Despite the great performance and the solid season, Alvarez still has one big issue. After striking out just 79 batters in 187 1/3 innings in 2012 with the Blue Jays, Alvarez fanned only 57 batters in 102 2/3 innings last season. He needs to miss more bats.
Nonetheless, Alvarez is the probable No. 3 pitcher in the Marlins starting rotation, according to Frisaro.
Not All Men Are Created Equal
No. 2: Nathan Eovaldi's contract, arbitration eligible after the 2014 season
On the surface, not much separates Eovaldi from Alvarez.
But a closer look shows Eovaldi is slightly more valuable to the Marlins than Alvarez even though they both have the same contract situation and are separated by a mere two months in age.
In 2013, Eovaldi posted similar numbers to Alvarez as he went 4-6 with a 3.39 ERA in 18 starts. Like Alvarez, Eovaldi began last season on the disabled list. However, his peripheral numbers are better as he struck out 78 batters in 106 1/3 innings, which shows a better ability than Alvarez to miss bats.

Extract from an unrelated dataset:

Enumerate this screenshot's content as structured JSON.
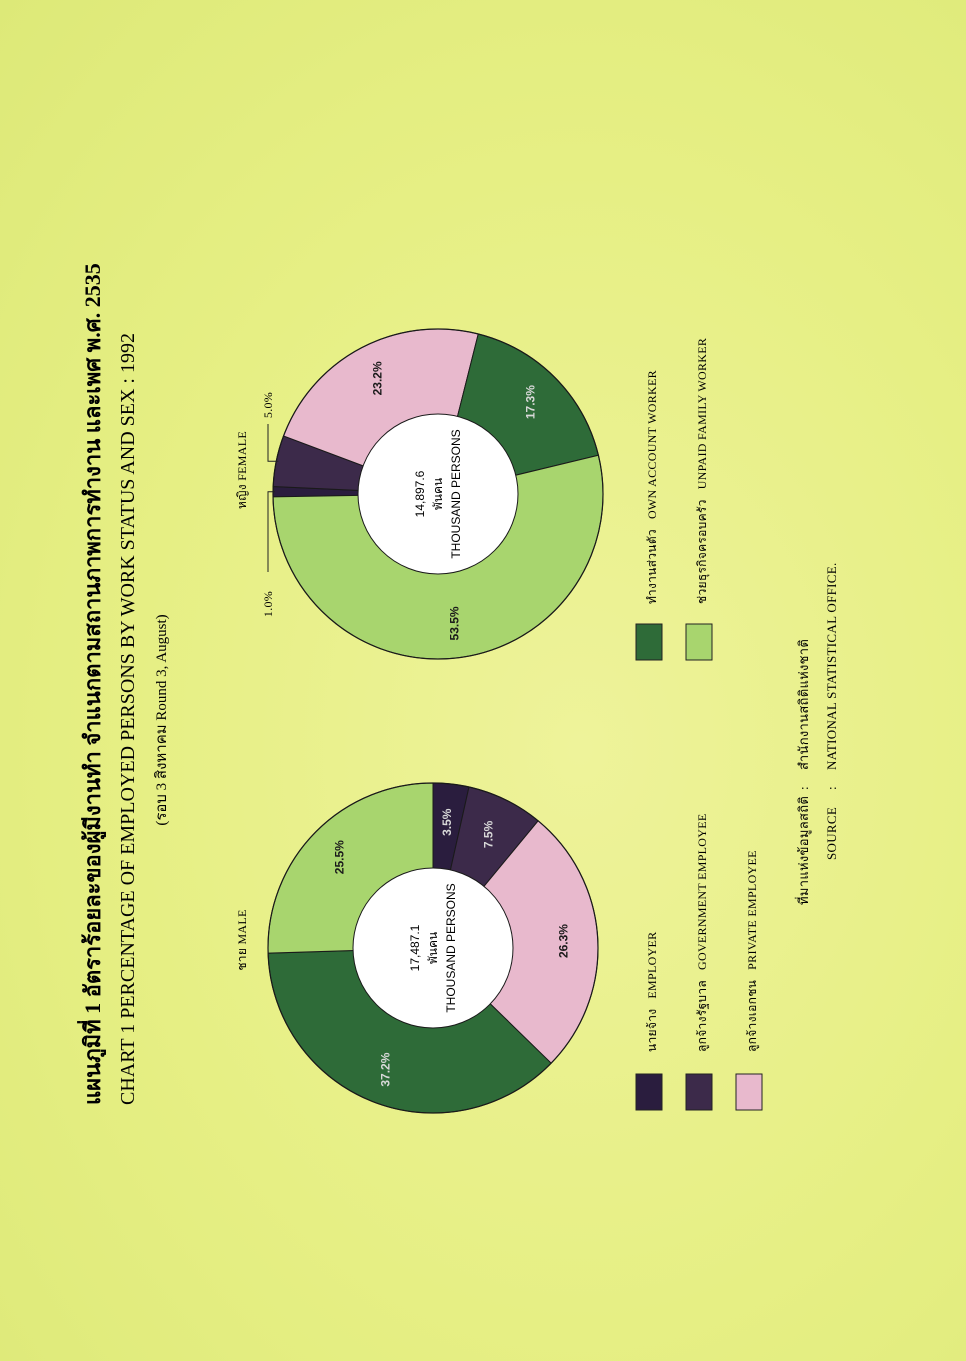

More importantly, though, the Marlins told other teams Eovaldi was not available as a trade option at the general managers meetings two months ago, according to MLB.com. This is significant because it came at a time when the Marlins were willing to part with some of their surplus pitching in hopes of landing impact hitters, but they kept Eovaldi off limits. The same could not be said of Alvarez.

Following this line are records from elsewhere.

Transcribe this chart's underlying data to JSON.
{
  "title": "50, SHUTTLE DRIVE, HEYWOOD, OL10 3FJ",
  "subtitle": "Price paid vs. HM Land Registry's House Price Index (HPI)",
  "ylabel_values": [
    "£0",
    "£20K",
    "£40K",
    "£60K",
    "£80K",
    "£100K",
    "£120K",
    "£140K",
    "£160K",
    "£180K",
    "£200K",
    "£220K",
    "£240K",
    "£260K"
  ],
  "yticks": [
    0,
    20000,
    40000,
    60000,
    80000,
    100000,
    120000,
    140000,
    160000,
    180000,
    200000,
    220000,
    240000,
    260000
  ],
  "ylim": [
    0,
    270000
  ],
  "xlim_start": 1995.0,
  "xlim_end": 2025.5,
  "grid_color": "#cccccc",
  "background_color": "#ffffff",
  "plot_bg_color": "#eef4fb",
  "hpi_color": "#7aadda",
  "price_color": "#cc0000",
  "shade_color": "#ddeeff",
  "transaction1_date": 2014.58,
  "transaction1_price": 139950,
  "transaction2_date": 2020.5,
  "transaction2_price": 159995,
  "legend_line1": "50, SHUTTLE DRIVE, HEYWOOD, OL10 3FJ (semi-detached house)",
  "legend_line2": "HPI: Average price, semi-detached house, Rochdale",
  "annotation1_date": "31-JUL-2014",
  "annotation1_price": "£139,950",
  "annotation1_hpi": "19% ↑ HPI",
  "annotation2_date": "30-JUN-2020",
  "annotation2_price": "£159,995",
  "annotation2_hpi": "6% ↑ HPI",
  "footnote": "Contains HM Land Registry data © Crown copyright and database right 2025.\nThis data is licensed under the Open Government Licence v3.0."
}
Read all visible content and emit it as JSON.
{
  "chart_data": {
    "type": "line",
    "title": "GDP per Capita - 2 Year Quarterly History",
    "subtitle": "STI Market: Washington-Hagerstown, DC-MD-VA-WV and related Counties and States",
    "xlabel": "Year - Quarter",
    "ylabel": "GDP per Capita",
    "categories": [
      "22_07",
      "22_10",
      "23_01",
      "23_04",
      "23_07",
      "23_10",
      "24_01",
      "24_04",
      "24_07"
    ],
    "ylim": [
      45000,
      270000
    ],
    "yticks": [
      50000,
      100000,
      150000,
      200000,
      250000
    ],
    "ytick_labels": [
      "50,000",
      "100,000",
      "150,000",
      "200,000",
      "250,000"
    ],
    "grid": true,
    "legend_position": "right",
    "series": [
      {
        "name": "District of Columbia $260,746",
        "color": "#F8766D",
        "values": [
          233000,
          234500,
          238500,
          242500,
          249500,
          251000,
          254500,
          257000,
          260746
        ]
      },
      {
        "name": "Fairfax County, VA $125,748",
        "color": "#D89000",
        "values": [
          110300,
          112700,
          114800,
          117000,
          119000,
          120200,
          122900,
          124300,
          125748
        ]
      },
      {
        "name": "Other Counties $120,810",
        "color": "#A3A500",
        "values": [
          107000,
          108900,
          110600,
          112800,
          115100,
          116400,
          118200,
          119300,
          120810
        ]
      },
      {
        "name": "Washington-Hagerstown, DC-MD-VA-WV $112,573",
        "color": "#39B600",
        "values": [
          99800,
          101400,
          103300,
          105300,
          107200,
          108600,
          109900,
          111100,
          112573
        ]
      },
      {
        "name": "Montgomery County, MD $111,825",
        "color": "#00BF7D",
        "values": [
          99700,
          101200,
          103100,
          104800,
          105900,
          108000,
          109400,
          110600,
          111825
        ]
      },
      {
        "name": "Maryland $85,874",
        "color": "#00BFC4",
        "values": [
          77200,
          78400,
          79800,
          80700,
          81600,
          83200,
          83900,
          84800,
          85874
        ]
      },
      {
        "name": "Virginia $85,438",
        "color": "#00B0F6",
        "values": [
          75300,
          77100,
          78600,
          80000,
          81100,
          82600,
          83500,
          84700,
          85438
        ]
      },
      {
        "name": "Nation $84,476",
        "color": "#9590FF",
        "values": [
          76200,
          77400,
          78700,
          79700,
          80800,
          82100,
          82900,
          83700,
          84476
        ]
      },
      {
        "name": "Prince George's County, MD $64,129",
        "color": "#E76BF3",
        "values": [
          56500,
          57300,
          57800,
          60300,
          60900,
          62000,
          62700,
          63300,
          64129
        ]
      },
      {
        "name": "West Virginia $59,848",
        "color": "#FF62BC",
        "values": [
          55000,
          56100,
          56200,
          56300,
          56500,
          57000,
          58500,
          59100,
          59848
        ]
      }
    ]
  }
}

Because he could miss more bats and coupled with the Marlins desire to keep him more than Alvarez, Eovaldi has slightly more value since almost everything else is considered equal.
No. 1: Jose Fernandez's contract, arbitration eligible after the 2015 season
Where do we begin?
His season ranks No. 1 in the live-ball era in adjusted ERA (177), opponent average (.182), opponent slugging (.265) and opponent OPS (.533). You can look that up. But there's more. He went 9-0, with a 1.19 ERA, in the psychedelic Fish Tank in Miami this year -- a home record matched only by Orel Hershiser (9-0, 1.08) among NL starters in the live-ball era.
Fernandez's team went 18-10 when he pitched -- and a gruesome 41-90 when anyone else started. He was the first rookie starter with a WHIP under 1.00 (0.98) since baseball lowered the mound in 1969. And then there's this: The guy actually had a higher average when he batted (.220) than when the other teams' hitters batted against him (.182).
Did we mention Fernandez, who became the fourth Marlin to win the rookie of the year award, couldn't legally drink alcohol until he turned 21 years old last July?
“I’m happy,” Fernandez told the Miami Herald's Jose Fernandez of his initial success in the majors. “But I think I can get a lot better than I did.”
And Fernandez might have found the motivation tool to improve in 2014, thanks to an assist from owner Jeffrey Loria.
According to the New York Daily News' Jamie Uribarri, Fernandez had a tearful, surprise reunion with his grandmother the day before the rookie of the year award was announced. What happened was MLB Network's cameras were rolling as Fernandez answered questions from a reporter about his beloved relative, who was secretly waiting in another room with Fernandez's mother in the lead-up to the emotional family reunion. Unaware, the phenom right-hander tells the reporter about his unfulfilled dream of having his grandmother watch him pitch in the big leagues.
"Everything I do is for her ... and hopefully one day she's going to get to see me here," Fernandez said as the cameras continued to roll.
Moments later, Fernandez's grandmother, Olga Fernandez Romero, walked into the room and into her stunned grandson's arms for a perfect made-for-TV moment.
According to the Jose Fernandez, of the Miami Herald, Fernandez Romero received a five-year visitation visa to exit Cuba and visit her grandson in the United States, thanks to Loria's help.
The better Fernandez gets, the more expensive he'll be. As Frisaro notes, Fernandez's salary demands will escalate in a hurry once he is eligible for arbitration.
The good news: The Marlins won't have to deal with that for another two years.